The first death that we saw in the school from close quarters was that of Fr. Pinto in 1975 if memory serves me right. Fr. Pinto, I am told (I did not study in class 7A) was much more than a teacher. He was slight in build but enormous in presence. And I remember that his affection was unlimited, there was not a single child in the school who had not been inspired by his disposition. By all means, my not studying under Fr. Pinto in class 7A should have been a matter of great sorrow. But it was not as I had the great fortune of having had Michael sir as my class teacher in class 7C.

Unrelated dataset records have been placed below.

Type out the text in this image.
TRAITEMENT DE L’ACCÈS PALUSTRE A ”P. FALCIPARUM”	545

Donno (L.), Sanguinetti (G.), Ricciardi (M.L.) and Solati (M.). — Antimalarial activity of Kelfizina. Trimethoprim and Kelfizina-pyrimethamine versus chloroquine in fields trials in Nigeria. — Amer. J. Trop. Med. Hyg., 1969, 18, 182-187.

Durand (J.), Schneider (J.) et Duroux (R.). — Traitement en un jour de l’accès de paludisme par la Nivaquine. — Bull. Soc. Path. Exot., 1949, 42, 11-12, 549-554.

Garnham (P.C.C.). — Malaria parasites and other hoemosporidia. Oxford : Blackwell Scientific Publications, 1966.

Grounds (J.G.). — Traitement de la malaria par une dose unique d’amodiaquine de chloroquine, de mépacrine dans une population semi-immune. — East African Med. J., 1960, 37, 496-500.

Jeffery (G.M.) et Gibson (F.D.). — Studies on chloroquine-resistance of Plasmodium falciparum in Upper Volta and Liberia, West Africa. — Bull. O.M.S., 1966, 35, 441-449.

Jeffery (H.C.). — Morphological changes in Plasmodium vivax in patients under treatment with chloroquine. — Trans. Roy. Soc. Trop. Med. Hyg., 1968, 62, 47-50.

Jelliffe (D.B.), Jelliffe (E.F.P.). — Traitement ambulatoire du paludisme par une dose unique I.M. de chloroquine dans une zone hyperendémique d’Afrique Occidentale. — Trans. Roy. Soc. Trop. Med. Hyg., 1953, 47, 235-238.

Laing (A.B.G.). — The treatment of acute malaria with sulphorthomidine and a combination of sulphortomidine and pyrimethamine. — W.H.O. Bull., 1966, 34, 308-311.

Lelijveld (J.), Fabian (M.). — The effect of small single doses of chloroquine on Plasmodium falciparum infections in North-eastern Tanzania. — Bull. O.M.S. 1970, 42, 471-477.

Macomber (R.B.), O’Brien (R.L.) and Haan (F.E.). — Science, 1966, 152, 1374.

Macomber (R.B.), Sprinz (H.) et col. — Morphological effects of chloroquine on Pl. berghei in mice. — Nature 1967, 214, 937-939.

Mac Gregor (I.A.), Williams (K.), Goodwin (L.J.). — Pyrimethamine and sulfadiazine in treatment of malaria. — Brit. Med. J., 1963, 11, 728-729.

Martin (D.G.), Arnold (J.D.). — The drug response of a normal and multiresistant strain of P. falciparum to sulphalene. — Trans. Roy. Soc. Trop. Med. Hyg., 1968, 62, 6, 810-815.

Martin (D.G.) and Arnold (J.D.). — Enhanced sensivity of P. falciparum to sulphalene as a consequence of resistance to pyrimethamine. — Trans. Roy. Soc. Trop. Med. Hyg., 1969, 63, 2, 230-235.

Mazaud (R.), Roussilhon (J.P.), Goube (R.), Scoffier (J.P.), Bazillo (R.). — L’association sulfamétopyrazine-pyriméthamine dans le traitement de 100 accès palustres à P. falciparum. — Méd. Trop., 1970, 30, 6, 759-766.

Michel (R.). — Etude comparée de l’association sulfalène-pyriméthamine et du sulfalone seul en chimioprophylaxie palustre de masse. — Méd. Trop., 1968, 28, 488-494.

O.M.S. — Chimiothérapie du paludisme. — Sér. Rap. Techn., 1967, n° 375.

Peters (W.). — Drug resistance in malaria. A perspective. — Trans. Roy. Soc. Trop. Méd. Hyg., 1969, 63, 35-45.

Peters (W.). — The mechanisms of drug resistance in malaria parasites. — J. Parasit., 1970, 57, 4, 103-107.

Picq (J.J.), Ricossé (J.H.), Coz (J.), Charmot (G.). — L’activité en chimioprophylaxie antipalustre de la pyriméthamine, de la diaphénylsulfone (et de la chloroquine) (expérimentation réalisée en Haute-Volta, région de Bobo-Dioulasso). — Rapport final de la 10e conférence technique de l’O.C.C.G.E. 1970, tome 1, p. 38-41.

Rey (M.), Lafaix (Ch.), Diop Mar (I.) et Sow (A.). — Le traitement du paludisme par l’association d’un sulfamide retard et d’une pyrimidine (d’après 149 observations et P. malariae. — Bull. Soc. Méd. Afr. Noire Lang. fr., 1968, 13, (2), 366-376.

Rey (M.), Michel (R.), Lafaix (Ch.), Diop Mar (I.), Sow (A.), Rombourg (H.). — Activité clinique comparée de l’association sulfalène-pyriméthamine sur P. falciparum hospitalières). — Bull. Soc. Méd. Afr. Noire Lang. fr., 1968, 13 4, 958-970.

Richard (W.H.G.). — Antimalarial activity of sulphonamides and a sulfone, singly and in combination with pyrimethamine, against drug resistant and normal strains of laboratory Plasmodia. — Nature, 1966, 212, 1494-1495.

Michael sir was the first flamboyant man in my life and that is a treasure from my schooling that no one can take away. Those familiar with Rabindranath's "Jeeban Smriti" will recollect how the poet was mesmerized by the phonetics of the first vowel sounds he learnt. Michael sir provided that magic which mesmerized me. He was at times stern, but mostly he was close to my heart. In whatever interaction we had, I always felt that he cared. I remember there was this custom of detaining students who made trouble after class hours. Once in his class I had mistaken his concern for his students as a general permission for indiscipline and had to be detained after classes got over. He took the trouble of sitting with me throughout the two extra hours and at the end of it treated me to a sumptuous meal of masala dosa from a restaurant nearby. Needless to say, I stretched my capabilities to get detained more often. In the end pragmatism ruled and the futility of this mode of punishment dawned on him. Sadly, one year was now over and I moved on to class VIII.
This entire year I had spent almost an equal amount of time at his home as in class and had shared with him the excitement of his first motorbike and the preparations for the first ever group picnic to Nurpur from the school. Subsequently came an excursion to Nepal. Although I was not allowed from home to participate in either, the thrill was contagious.
Long years passed and now I have had the opportunity to come back to school as an alumnus. But Michael sir had changed too. I was once close to him and it pained me to feel the bitterness inside him. I longed secretly to invoke magical powers to get back to my memorable year with him back in 1975. Alas, it was not to be. Michael sir's passing away has left a void in my life which no one else can fill.